A realidade também mostra que as pessoas são capazes de perceber e tomar as melhores decisões, ainda que não no melhor momento. Não somos meras marionetes. Os mecanismos psicológicos alvos das principais técnicas são bastante básicos, mas não se pode negar a sua eficiência para produzir certos efeitos comportamentais. Basicamente utilizam condicionamento clássico e condicionamento operante, sempre dependentes do circuito fisiológico da dopamina. Estratégias que já foram estudadas em um tópico chamado conformação social também vêm sendo utilizadas. Quanto a isso não há qualquer novidade. Entretanto, uma vez que o usuário perceba, é possível fazer um contra-controle.

No início da década de 70, Bourdieu e Passeron [7] formularam uma teoria de reprodução cultural que trata da forma como os significados são impostos e difundidos pelos sistemas educacionais, o que, de acordo com eles, mostraria a existência de uma dominação simbólica que reforçaria uma dominação social. Entretanto, a prática não demonstrava que havia uma assimilação cultural passiva e total, mas que resistências ocorriam, mesmo diante de forte aparato persuasivo e de conformação social.

Nesse contexto, teorias de resistência foram formuladas para explicar um conjunto de práticas exercidas pelos grupos subordinados que se expressam sob a forma de oposição, numa tentativa de barrar a dominação, de não perder sua identidade e seus costumes. Um dos grandes nomes nesse assunto é Henry Giroux [8]. Para conhecer mais, veja o artigo Theories of Reproduction and Resistance in the New Sociology of Education.

Fenômeno muito semelhante ao observado pelos teóricos da resistência na educação ocorre no campo da tecnologia persuasiva. Então, concordando com o trabalho de Giroux em relação à resistência, em minha opinião, devemos manter o otimismo e a confiança nos sujeitos como protagonistas de sua própria vida, sabendo que também precisamos ser realistas. Algumas pessoas serão influenciadas independentemente de qualquer medida tomada.
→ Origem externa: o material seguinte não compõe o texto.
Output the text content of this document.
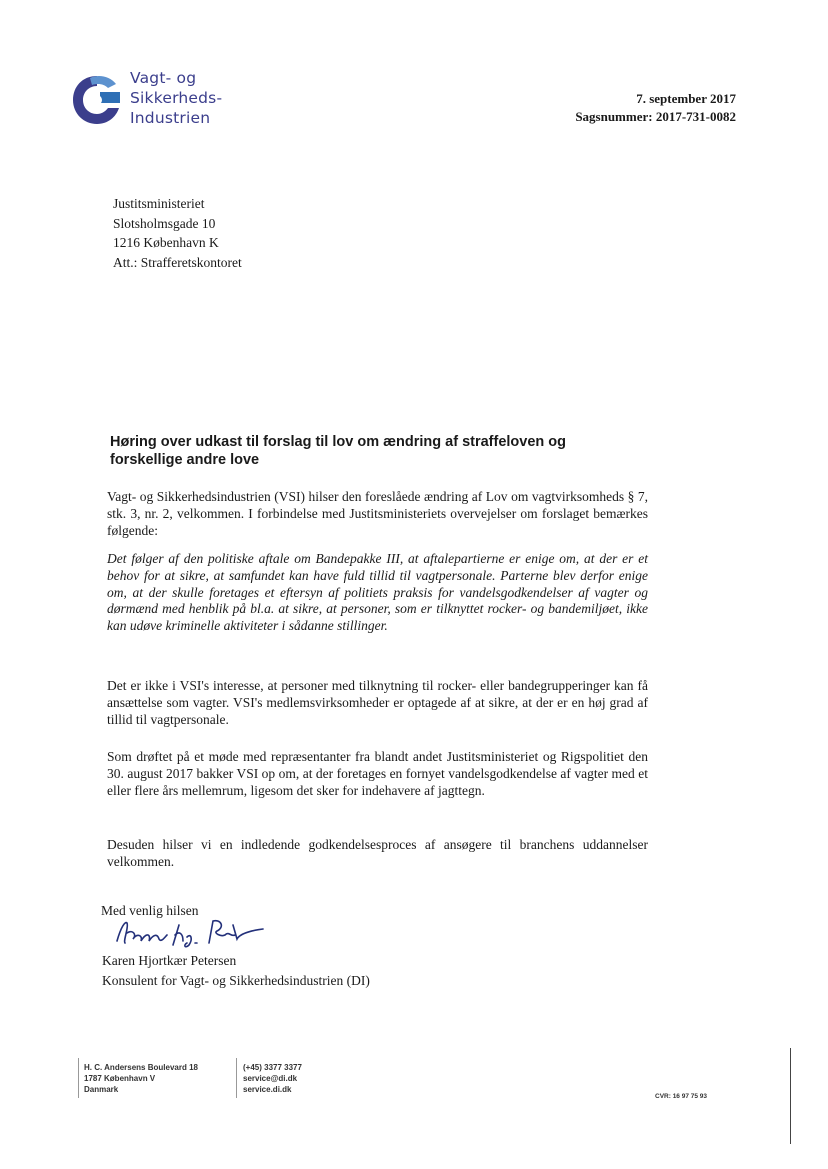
Vagt- og
Sikkerheds-
Industrien
7. september 2017
Sagsnummer: 2017-731-0082
Justitsministeriet
Slotsholmsgade 10
1216 København K
Att.: Strafferetskontoret
Høring over udkast til forslag til lov om ændring af straffeloven og forskellige andre love
Vagt- og Sikkerhedsindustrien (VSI) hilser den foreslåede ændring af Lov om vagtvirksomheds § 7, stk. 3, nr. 2, velkommen. I forbindelse med Justitsministeriets overvejelser om forslaget bemærkes følgende:
Det følger af den politiske aftale om Bandepakke III, at aftalepartierne er enige om, at der er et behov for at sikre, at samfundet kan have fuld tillid til vagtpersonale. Parterne blev derfor enige om, at der skulle foretages et eftersyn af politiets praksis for vandelsgodkendelser af vagter og dørmænd med henblik på bl.a. at sikre, at personer, som er tilknyttet rocker- og bandemiljøet, ikke kan udøve kriminelle aktiviteter i sådanne stillinger.
Det er ikke i VSI's interesse, at personer med tilknytning til rocker- eller bandegrupperinger kan få ansættelse som vagter. VSI's medlemsvirksomheder er optagede af at sikre, at der er en høj grad af tillid til vagtpersonale.
Som drøftet på et møde med repræsentanter fra blandt andet Justitsministeriet og Rigspolitiet den 30. august 2017 bakker VSI op om, at der foretages en fornyet vandelsgodkendelse af vagter med et eller flere års mellemrum, ligesom det sker for indehavere af jagttegn.
Desuden hilser vi en indledende godkendelsesproces af ansøgere til branchens uddannelser velkommen.
Med venlig hilsen
Karen Hjortkær Petersen
Konsulent for Vagt- og Sikkerhedsindustrien (DI)
H. C. Andersens Boulevard 18
1787 København V
Danmark
(+45) 3377 3377
service@di.dk
service.di.dk
CVR: 16 97 75 93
Boa leitura e deixe o seu comentário.

Sergio Senna

 

Referências

[1] Forster, N., & Lund, D. W. (2018). Identifying and dealing with functional psychopathic behavior in higher education. Global Business and Organizational Excellence, 38(1), 22-31.

[2] Smith, C. S. (2021). You don’t have to be a sociopath: Is evil a matter of personality or a condition of society?. TLS. Times Literary Supplement, (6153), 25-27.

[3] Unrau, A. M., & Morry, M. M. (2019). The subclinical psychopath in love: mediating effects of attachment styles. Journal of Social and Personal Relationships, 36(2), 421-449.

[4] Du, Y. Y. L., & Templer, K. J. (2021). The Happy Subclinical Psychopath: The Protective Role of Boldness in Successful Psychopathy. Journal of Happiness Studies, 1-26.

[5] Fogg, B. J. (2002). Persuasive technology: using computers to change what we think and do.

[6] Frankl, V. E. (2013). Em busca de sentido: um psicólogo no campo de concentração (Vol. 3). Editora Sinodal.

[7] Passeron, J. C., & Bourdieu, P. (1970). La reproduction. Eléments pour.

[8] Giroux, H. (1983). Theories of reproduction and resistance in the new sociology of education: A critical analysis. Harvard educational review, 53(3), 257-293.